Das Gameplay entspricht dem was man von einem Shooter der Pre-Half-Life-Ära erwartet: keine große Story, sondern gradlinige Shooter-Action. Neu im Vergleich zum Vorgänger (der außer dem Namen absolut nichts damit gemein hat, was aber eine eigene Geschichte ist) schließen die Level besser aneinander an und sind keine komplett in sich geschlossenen Bereiche. Man wechselt auch öfters zwischen den Teilen hin- und her, um z.b. Türen per Schalter zu öffnen oder Keycards zu sammeln. 1997 war Speicher noch deutlich begrenzter, da ging wohl nicht alles, was sich die Designer vorgestellt hatten rein, Streaming war noch komplett unbekannt. Trotzdem sind die Levels recht groß (für damalige Verhältnisse) und vertrackt, wenn auch nicht die selben, abstrakten Labyrinthe des Vorgängers, sie sind deutlich glaubwürdiger.

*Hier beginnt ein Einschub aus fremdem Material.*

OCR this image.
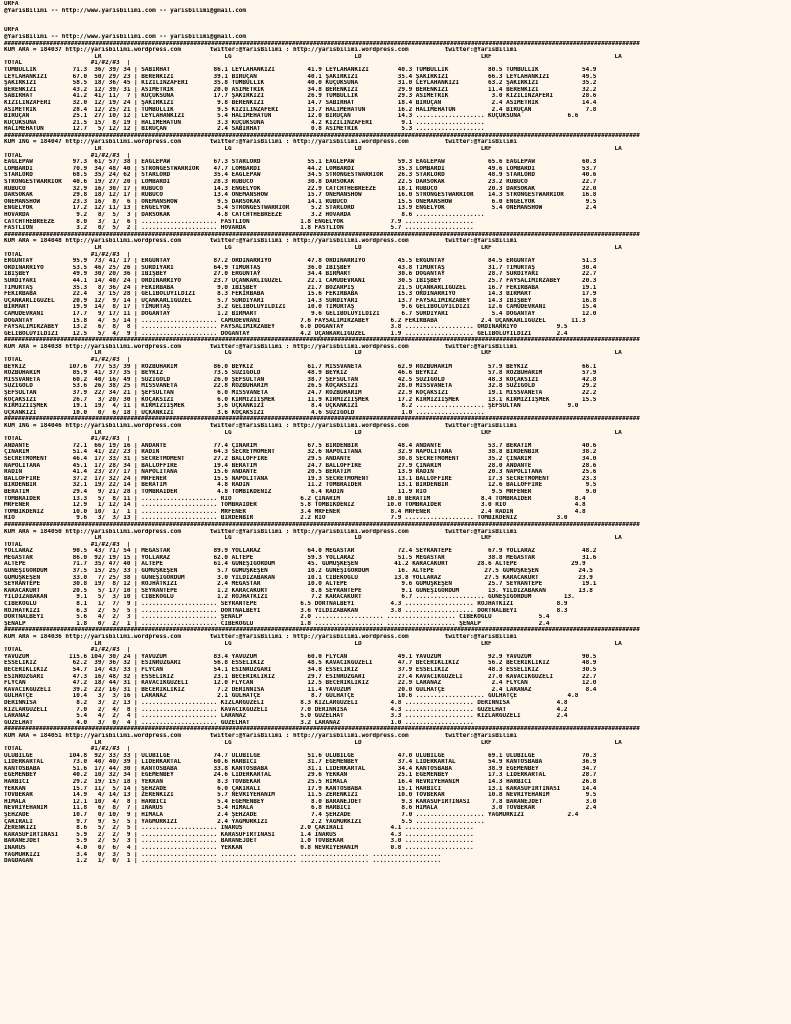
URFA
@YarisBilimi -- http://www.yarisbilimi.com -- yarisbilimi@gmail.com
URFA
@YarisBilimi -- http://www.yarisbilimi.com -- yarisbilimi@gmail.com
#####################################################################################################################################################################################
KUM ARA = 184037 http://yarisbilimi.wordpress.com        twitter:@YarisBilimi : http://yarisbilimi.wordpress.com          twitter:@YarisBilimi
LR                                  LG                                  LD                                 LRF                                  LA
TOTAL                   #1/#2/#3  |
TUMBULLIK          71.3  36/ 39/ 34 | SABIRHAT            86.1 LEYLAHANKIZI         41.9 LEYLAHANKIZI        40.3 TUMBULLIK           80.5 TUMBULLIK            54.9
LEYLAHANKIZI       67.0  50/ 29/ 23 | BERENKIZI           39.1 BIRUÇAN              40.1 ŞAKIRKIZI           35.4 ŞAKIRKIZI           66.3 LEYLAHANKIZI         49.5
ŞAKIRKIZI          58.5  18/ 36/ 45 | KIZILINZAFERİ       35.8 TUMBULLIK            40.0 KUÇUKSUNA           31.0 LEYLAHANKIZI        63.2 ŞAKIRKIZI            35.2
BERENKIZI          43.2  12/ 39/ 31 | ASİMETRİK           20.0 ASİMETRİK            34.8 BERENKIZI           29.9 BERENKIZI           11.4 BERENKIZI            32.2
SABIRHAT           41.2  41/ 11/  7 | KUÇUKSUNA           17.7 ŞAKIRKIZI            26.9 TUMBULLIK           29.3 ASİMETRİK            3.0 KIZILINZAFERİ        28.6
KIZILINZAFERİ      32.0  12/ 19/ 24 | ŞAKIRKIZI            9.8 BERENKIZI            14.7 SABIRHAT            18.4 BIRUÇAN              2.4 ASİMETRİK            14.4
ASİMETRİK          28.4  12/ 25/ 21 | TUMBULLIK            9.5 KIZILINZAFERİ        13.7 HALİMEHATUN         16.2 HALİMEHATUN          2.4 BIRUÇAN               7.8
BIRUÇAN            25.1  27/ 10/ 12 | LEYLAHANKIZI         5.4 HALİMEHATUN          12.0 BIRUÇAN             14.3 ................... KUÇUKSUNA             6.6
KUÇUKSUNA          21.5  15/  8/ 19 | HALİMEHATUN          3.3 KUÇUKSUNA             4.2 KIZILINZAFERİ        9.1 ...................
HALİMEHATUN        12.7   5/ 12/ 12 | BIRUÇAN              2.4 SABIRHAT              0.8 ASİMETRİK            5.3 ...................
#####################################################################################################################################################################################
KUM ING = 184047 http://yarisbilimi.wordpress.com        twitter:@YarisBilimi : http://yarisbilimi.wordpress.com          twitter:@YarisBilimi
LR                                  LG                                  LD                                 LRF                                  LA
TOTAL                   #1/#2/#3  |
EAGLEPAW           97.3  61/ 57/ 38 | EAGLEPAW            67.3 STARLORD             55.1 EAGLEPAW            59.3 EAGLEPAW            65.6 EAGLEPAW             60.3
LOMBARDI           70.9  34/ 48/ 40 | STRONGESTWARRIOR    47.7 LOMBARDI             44.2 LOMBARDI            35.3 LOMBARDI            49.6 LOMBARDI             53.7
STARLORD           68.5  35/ 24/ 62 | STARLORD            35.4 EAGLEPAW             34.5 STRONGESTWARRIOR    26.3 STARLORD            48.9 STARLORD             40.6
STRONGESTWARRIOR   40.6  19/ 27/ 20 | LOMBARDI            28.3 RUBUCO               30.8 DARSOKAK            22.5 DARSOKAK            23.2 RUBUCO               22.7
RUBUCO             32.9  16/ 30/ 17 | RUBUCO              14.3 ENGELYOK             22.9 CATCHTHEBREEZE      18.1 RUBUCO              20.3 DARSOKAK             22.0
DARSOKAK           29.8  18/ 12/ 17 | RUBUCO              13.4 ONEMANSHOW           15.7 ONEMANSHOW          16.0 STRONGESTWARRIOR    14.3 STRONGESTWARRIOR     16.8
ONEMANSHOW         23.3  16/  8/  6 | ONEMANSHOW           9.5 DARSOKAK             14.1 RUBUCO              15.5 ONEMANSHOW           6.0 ENGELYOK              9.5
ENGELYOK           17.2  12/ 11/ 13 | ENGELYOK             5.4 STRONGESTWARRIOR      5.2 STARLORD            13.9 ENGELYOK             5.4 ONEMANSHOW            2.4
HOVARDA             9.2   8/  5/  3 | DARSOKAK             4.8 CATCHTHEBREEZE        3.2 HOVARDA              8.6 ...................
CATCHTHEBREEZE      8.0   3/  1/  6 | ..................... FASTLION              1.8 ENGELYOK             7.9 ...................
FASTLION            3.2   0/  5/  2 | ..................... HOVARDA               1.8 FASTLION             5.7 ...................
#####################################################################################################################################################################################
KUM ARA = 184048 http://yarisbilimi.wordpress.com        twitter:@YarisBilimi : http://yarisbilimi.wordpress.com          twitter:@YarisBilimi
LR                                  LG                                  LD                                 LRF                                  LA
TOTAL                   #1/#2/#3  |
ERGÜNTAY           95.9  73/ 41/ 17 | ERGÜNTAY            87.2 ORDİNARRİYO          47.8 ORDİNARRİYO         45.5 ERGÜNTAY            84.5 ERGÜNTAY             51.3
ORDİNARRİYO        53.5  46/ 25/ 26 | SURDİYARI           64.9 TIMURTAŞ             36.0 İBİŞBEY             43.8 TIMURTAŞ            31.7 TIMURTAŞ             30.4
İBİŞBEY            49.9  30/ 20/ 36 | İBİŞBEY             27.0 ERGÜNTAY             34.4 BIRMART             30.6 DOĞANTAY            28.7 SURDİYARI            22.7
SURDİYARI          44.1  14/ 40/ 24 | ORDİNARRİYO         23.7 UÇANKARLIGÜZEL       22.1 CAMÜDEVRANI         30.5 İBİŞBEY             25.7 FAYSALIMIRZABEY      20.3
TIMURTAŞ           35.3   8/ 36/ 24 | FEKIRBABA            9.0 İBİŞBEY              21.7 BOZARPIŞ            21.5 UÇANKARLIGÜZEL      16.7 FEKIRBABA            19.1
FEKIRBABA          22.4   3/ 15/ 28 | GELİBOLUYILDIZI      8.3 FEKIRBABA            15.6 FEKIRBABA           15.3 ORDİNARRİYO         14.3 BIRMART              17.9
UÇANKARLIGÜZEL     20.9  12/  9/ 14 | UÇANKARLIGÜZEL       5.7 SURDİYARI            14.3 SURDİYARI           13.7 FAYSALIMIRZABEY     14.3 İBİŞBEY              16.8
BIRMART            19.9  14/  8/ 17 | TIMURTAŞ             3.2 GELİBOLUYILDIZI      10.0 TIMURTAŞ             9.6 GELİBOLUYILDIZI     12.6 CAMÜDEVRANI          15.4
CAMÜDEVRANI        17.7   9/ 17/ 11 | DOĞANTAY             1.2 BIRMART               9.6 GELİBOLUYILDIZI      6.7 SURDİYARI            5.4 DOĞANTAY             12.0
DOĞANTAY           15.8   4/  5/ 14 | ..................... CAMÜDEVRANI           7.6 FAYSALIMIRZABEY      6.2 FEKIRBABA            2.4 UÇANKARLIGÜZEL       11.3
FAYSALIMIRZABEY    13.2   6/  8/  8 | ..................... FAYSALIMIRZABEY       6.0 DOĞANTAY             3.8 ................... ORDİNARRİYO           9.5
GELİBOLUYILDIZI    12.5   5/  4/  9 | ..................... DOĞANTAY              4.2 UÇANKARLIGÜZEL       1.9 ................... GELİBOLUYILDIZI       2.4
#####################################################################################################################################################################################
KUM ARA = 184038 http://yarisbilimi.wordpress.com        twitter:@YarisBilimi : http://yarisbilimi.wordpress.com          twitter:@YarisBilimi
LR                                  LG                                  LD                                 LRF                                  LA
TOTAL                   #1/#2/#3  |
BEYKIZ            107.6  77/ 53/ 39 | ROZBUHARIM          86.0 BEYKIZ               61.7 MISSVANETA          62.9 ROZBUHARIM          57.9 BEYKIZ               66.1
ROZBUHARIM         85.9  41/ 37/ 35 | BEYKIZ              73.5 SÜZİGOLD             48.9 BEYKIZ              46.6 BEYKIZ              57.8 ROZBUHARIM           57.9
MISSVANETA         60.2  40/ 16/ 49 | SÜZİGOLD            26.0 ŞEFSULTAN            38.7 ŞEFSULTAN           42.5 SÜZİGOLD            48.3 KOÇAKSIZI            42.8
SÜZİGOLD           53.6  26/ 38/ 25 | MISSVANETA          22.8 ROZBUHARIM           26.5 KOÇAKSIZI           28.0 MISSVANETA          32.8 SÜZİGOLD             29.2
ŞEFSULTAN          37.9  22/ 34/ 21 | ŞEFSULTAN            6.0 MISSVANETA           24.7 ROZBUHARIM          22.9 KOÇAKSIZI           19.1 MISSVANETA           22.2
KOÇAKSIZI          26.7   3/ 20/ 30 | KOÇAKSIZI            6.0 KIRMIZIİŞMEK         11.9 KIRMIZIİŞMEK        17.2 KIRMIZIİŞMEK        13.1 KIRMIZIİŞMEK         15.5
KIRMIZIİŞMEK       19.1  19/  4/ 11 | KIRMIZIİŞMEK         3.6 UÇKANKIZI             8.4 UÇKANKIZI            8.2 ................... ŞEFSULTAN             9.0
UÇKANKIZI          10.0   0/  6/ 18 | UÇKANKIZI            3.6 KOÇAKSIZI             4.6 SÜZİGOLD             1.0 ...................
#####################################################################################################################################################################################
KUM ING = 184046 http://yarisbilimi.wordpress.com        twitter:@YarisBilimi : http://yarisbilimi.wordpress.com          twitter:@YarisBilimi
LR                                  LG                                  LD                                 LRF                                  LA
TOTAL                   #1/#2/#3  |
ANDANTE            72.1  66/ 19/ 16 | ANDANTE             77.4 ÇINARIM              67.5 BİRDENBİR           48.4 ANDANTE             53.7 BERATIM              40.6
ÇINARIM            51.4  41/ 22/ 23 | RADİN               64.3 SECRETMOMENT         32.6 NAPOLITANA          32.9 NAPOLITANA          38.8 BİRDENBİR            38.2
SECRETMOMENT       46.4  17/ 33/ 31 | SECRETMOMENT        27.2 BALLOFFİRE           29.5 ANDANTE             30.8 SECRETMOMENT        35.2 ÇINARIM              34.0
NAPOLITANA         45.1  17/ 28/ 34 | BALLOFFİRE          19.4 BERATIM              24.7 BALLOFFİRE          27.9 ÇINARIM             28.0 ANDANTE              28.6
RADİN              41.4  23/ 27/ 17 | NAPOLITANA          15.6 ANDANTE              20.5 BERATIM             13.9 RADİN               20.3 NAPOLITANA           25.6
BALLOFFİRE         37.2  17/ 32/ 24 | MRFENER             15.5 NAPOLITANA           19.3 SECRETMOMENT        13.1 BALLOFFİRE          17.3 SECRETMOMENT         23.3
BİRDENBİR          32.1  19/ 22/ 14 | BERATIM              4.8 RADİN                11.2 TOMBRAIDER          13.1 BİRDENBİR           12.6 BALLOFFİRE            9.5
BERATIM            29.4   9/ 21/ 28 | TOMBRAIDER           4.8 TOMBİKDENİZ           6.4 RADİN               11.9 RIO                  9.5 MRFENER               9.0
TOMBRAIDER         13.3   5/  8/ 11 | ..................... RIO                   6.2 ÇINARIM             10.8 BERATIM              8.4 TOMBRAIDER            8.4
MRFENER            12.9   1/ 12/ 14 | ..................... TOMBRAIDER            5.8 TOMBİKDENİZ         10.0 TOMBRAIDER           3.0 RIO                   4.8
TOMBİKDENİZ        10.0  10/  1/  1 | ..................... MRFENER               3.4 MRFENER              8.4 MRFENER              2.4 RADİN                 4.8
RIO                 9.6   3/  3/ 13 | ..................... BİRDENBİR             2.2 RIO                  7.9 ................... TOMBİKDENİZ           3.0
#####################################################################################################################################################################################
KUM ARA = 184050 http://yarisbilimi.wordpress.com        twitter:@YarisBilimi : http://yarisbilimi.wordpress.com          twitter:@YarisBilimi
LR                                  LG                                  LD                                 LRF                                  LA
TOTAL                   #1/#2/#3  |
YOLLARAZ           90.5  43/ 71/ 54 | MEGASTAR            89.9 YOLLARAZ             64.0 MEGASTAR            72.4 SEYRANTEPE          67.9 YOLLARAZ             48.2
MEGASTAR           86.0  92/ 19/ 15 | YOLLARAZ            62.0 ALTEPE               59.3 YOLLARAZ            51.5 MEGASTAR            38.8 MEGASTAR             31.6
ALTEPE             71.7  35/ 47/ 40 | ALTEPE              61.4 GÜNEŞIGÖRDÜM         45. GÜMÜŞKEŞEN          41.2 KARACAKURT        28.6 ALTEPE               29.9
GÜNEŞIGÖRDÜM       37.5  15/ 25/ 33 | GÜMÜŞKEŞEN           5.7 GÜMÜŞKEŞEN           10.2 GÜNEŞIGÖRDÜM        16. ALTEPE              27.5 GÜMÜŞKEŞEN           24.5
GÜMÜŞKEŞEN         33.0   7/ 25/ 38 | GÜNEŞIGÖRDÜM         3.0 YILDIZABAKAN         10.1 CİBEKOĞLU          13.8 YOLLARAZ            27.5 KARACAKURT           23.9
SEYRANTEPE         30.8  19/  8/ 12 | ROJHATKIZI           2.4 MEGASTAR             10.0 ALTEPE               9.6 GÜMÜŞKEŞEN          25.7 SEYRANTEPE           19.1
KARACAKURT         20.5   5/ 17/ 10 | SEYRANTEPE           1.2 KARACAKURT            8.8 SEYRANTEPE           9.1 GÜNEŞIGÖRDÜM        13. YILDIZABAKAN         13.8
YILDIZABAKAN        9.1   5/  3/ 10 | CİBEKOĞLU            1.2 ROJHATKIZI            7.2 KARACAKURT           6.7 ................... GÜNEŞIGÖRDÜM         13.
CİBEKOĞLU           8.1   1/  7/  9 | ..................... SEYRANTEPE            6.5 DORTNALBEYİ          4.3 ................... ROJHATKIZI            8.9
ROJHATKIZI          6.3   2/  5/  5 | ..................... DORTNALBEYİ           3.6 YILDIZABAKAN         3.8 ................... DORTNALBEYİ           8.3
DORTNALBEYİ         5.6   4/  2/  3 | ..................... ŞENALP                2.0 ................... ................... CİBEKOĞLU             5.4
ŞENALP              1.8   0/  2/  1 | ..................... CİBEKOĞLU             1.8 ................... ................... ŞENALP                2.4
#####################################################################################################################################################################################
KUM ARA = 184036 http://yarisbilimi.wordpress.com        twitter:@YarisBilimi : http://yarisbilimi.wordpress.com          twitter:@YarisBilimi
LR                                  LG                                  LD                                 LRF                                  LA
TOTAL                   #1/#2/#3  |
YAVUZUM           115.6 104/ 30/ 24 | YAVUZUM             83.4 YAVUZUM              60.0 FLYCAN              49.1 YAVUZUM             92.9 YAVUZUM              90.5
ESSELİKIZ          62.2  39/ 36/ 32 | ESİNRÜZGARI         56.8 ESSELİKIZ            48.5 KAVACIKGÜZELİ       47.7 BECERİKLİKIZ        56.2 BECERİKLİKIZ         48.9
BECERİKLİKIZ       54.7  14/ 43/ 33 | FLYCAN              54.1 ESİNRÜZGARI          34.8 ESSELİKIZ           37.9 ESSELİKIZ           48.3 ESSELİKIZ            30.5
ESİNRÜZGARI        47.3  16/ 48/ 32 | ESSELİKIZ           23.1 BECERİKLİKIZ         29.7 ESİNRÜZGARI         27.4 KAVACIKGÜZELİ       27.0 KAVACIKGÜZELİ        22.7
FLYCAN             47.2  18/ 44/ 31 | KAVACIKGÜZELİ       12.0 FLYCAN               12.5 BECERİKLİKIZ        22.9 LARANAZ              2.4 FLYCAN               12.0
KAVACIKGÜZELİ      39.2  22/ 16/ 31 | BECERİKLİKIZ         7.2 DERİNNİSA            11.4 YAVUZUM             20.0 GÜLHATÇE             2.4 LARANAZ               8.4
GÜLHATÇE           10.4   3/  3/ 16 | LARANAZ              2.1 GÜLHATÇE              8.7 GÜLHATÇE            10.6 ................... GÜLHATÇE              4.8
DERİNNİSA           8.2   3/  2/ 13 | ..................... KIZLARGÜZELİ          8.3 KIZLARGÜZELİ         4.8 ................... DERİNNİSA             4.8
KIZLARGÜZELİ        7.0   2/  4/  8 | ..................... KAVACIKGÜZELİ         7.0 DERİNNİSA            4.3 ................... GÜZELHAT              4.2
LARANAZ             5.4   4/  2/  4 | ..................... LARANAZ               5.0 GÜZELHAT             3.3 ................... KIZLARGÜZELİ          2.4
GÜZELHAT            4.0   3/  0/  4 | ..................... GÜZELHAT              3.2 LARANAZ              1.0 ...................
#####################################################################################################################################################################################
KUM ARA = 184051 http://yarisbilimi.wordpress.com        twitter:@YarisBilimi : http://yarisbilimi.wordpress.com          twitter:@YarisBilimi
LR                                  LG                                  LD                                 LRF                                  LA
TOTAL                   #1/#2/#3  |
ULUBİLGE          104.8  92/ 33/ 33 | ULUBİLGE            74.7 ULUBİLGE             51.6 ULUBİLGE            47.0 ULUBİLGE            69.1 ULUBİLGE             70.3
LİDERKARTAL        73.0  40/ 40/ 39 | LİDERKARTAL         60.6 HARBİCİ              31.7 EGEMENBEY           37.4 LİDERKARTAL         54.9 KANTOSBABA           36.9
KANTOSBABA         51.6  17/ 44/ 30 | KANTOSBABA          33.8 KANTOSBABA           31.1 LİDERKARTAL         34.4 KANTOSBABA          38.9 EGEMENBEY            34.7
EGEMENBEY          40.2  10/ 32/ 34 | EGEMENBEY           24.6 LİDERKARTAL          29.6 YEKKAN              25.1 EGEMENBEY           17.3 LİDERKARTAL          28.7
HARBİCİ            29.2  19/ 15/ 18 | YEKKAN               8.3 TOVBEKAR             25.5 HIMALA              16.4 NEVRİYEHANIM        14.3 HARBİCİ              26.8
YEKKAN             15.7  11/  5/ 14 | ŞEHZADE              6.0 ÇAKIRALI             17.9 KANTOSBABA          15.1 HARBİCİ             13.1 KARASUFIRTINASI      14.4
TOVBEKAR           14.9   4/ 14/ 13 | ZERENKIZI            5.7 NEVRİYEHANIM         11.5 ZERENKIZI           10.0 TOVBEKAR            10.8 NEVRİYEHANIM          9.5
HIMALA             12.1  10/  4/  8 | HARBİCİ              5.4 EGEMENBEY             8.0 BARANEJDET           9.3 KARASUFIRTINASI      7.8 BARANEJDET            3.0
NEVRİYEHANIM       11.8   6/  8/  7 | İNARUS               5.4 HIMALA                6.8 HARBİCİ              8.6 HIMALA               3.0 TOVBEKAR              2.4
ŞEHZADE            10.7   0/ 10/  9 | HIMALA               2.4 ŞEHZADE               7.4 ŞEHZADE              7.0 ................... YAĞMURKIZI            2.4
ÇAKIRALI            9.7   9/  5/  5 | YAĞMURKIZI           2.4 YAĞMURKIZI            2.2 YAĞMURKIZI           5.5 ...................
ZERENKIZI           8.6   5/  2/  5 | ..................... İNARUS                2.0 ÇAKIRALI             4.1 ...................
KARASUFIRTINASI     5.9   2/  2/  9 | ..................... KARASUFIRTINASI       1.4 İNARUS               4.3 ...................
BARANEJDET          5.9   2/  5/  3 | ..................... BARANEJDET            1.0 TOVBEKAR             3.0 ...................
İNARUS              4.0   0/  6/  4 | ..................... YEKKAN                0.8 NEVRİYEHANIM         0.8 ...................
YAĞMURKIZI          3.4   0/  3/  5 | ..................... ..................... ................... ...................
DAĞDAĞAN            1.2   1/  0/  1 | ..................... ..................... ................... ...................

Eine weitere Neuerung im Vergleich zu Quake 1 ist das Inventar: Waffen, Items und Power-Ups werden alle darin verzeichnet und gespeichert. Es gibt kein grafisches Menü, nur eine Anzeige im HUD welches Item ausgewählt ist, per Tastendruck kann man die durchschalten, was arg umständlich ist. Vor allem das die Waffen auch drin sind bläht das Ganze unnötig auf, für die gibt es schließlich separate Tasten. Einen nicht zu unterschätzenden Vorteil hat es aber: man kann Power-Ups wie ein Quad Damage einfach mitnehmen und zünden, wenn es am besten passt. Das macht die Bosskämpfe aber viel zu einfach, ein Power-Up plus Chaingun und selbst der Endboss fällt in Sekunden. Die Auswahl an Schießprügeln fällt sehr Umfangreich aus, ohne dass nur stumpfe Upgrades dabei sind: die Chaingun haut zwar ordentlich rein, die Munition ist aber auch schnell leer, die Mashinegun ist da genügsamer, verzieht dafür recht stark. Die Waffen unterscheiden sich auch an kleinen Details: während die Chaingun erst anlaufen muss, kann der Hyperblaster nach eine Schusssalve erst wieder feuern nachdem seine rotierende Spitze in die Ausgangsposition zurück angekommen ist.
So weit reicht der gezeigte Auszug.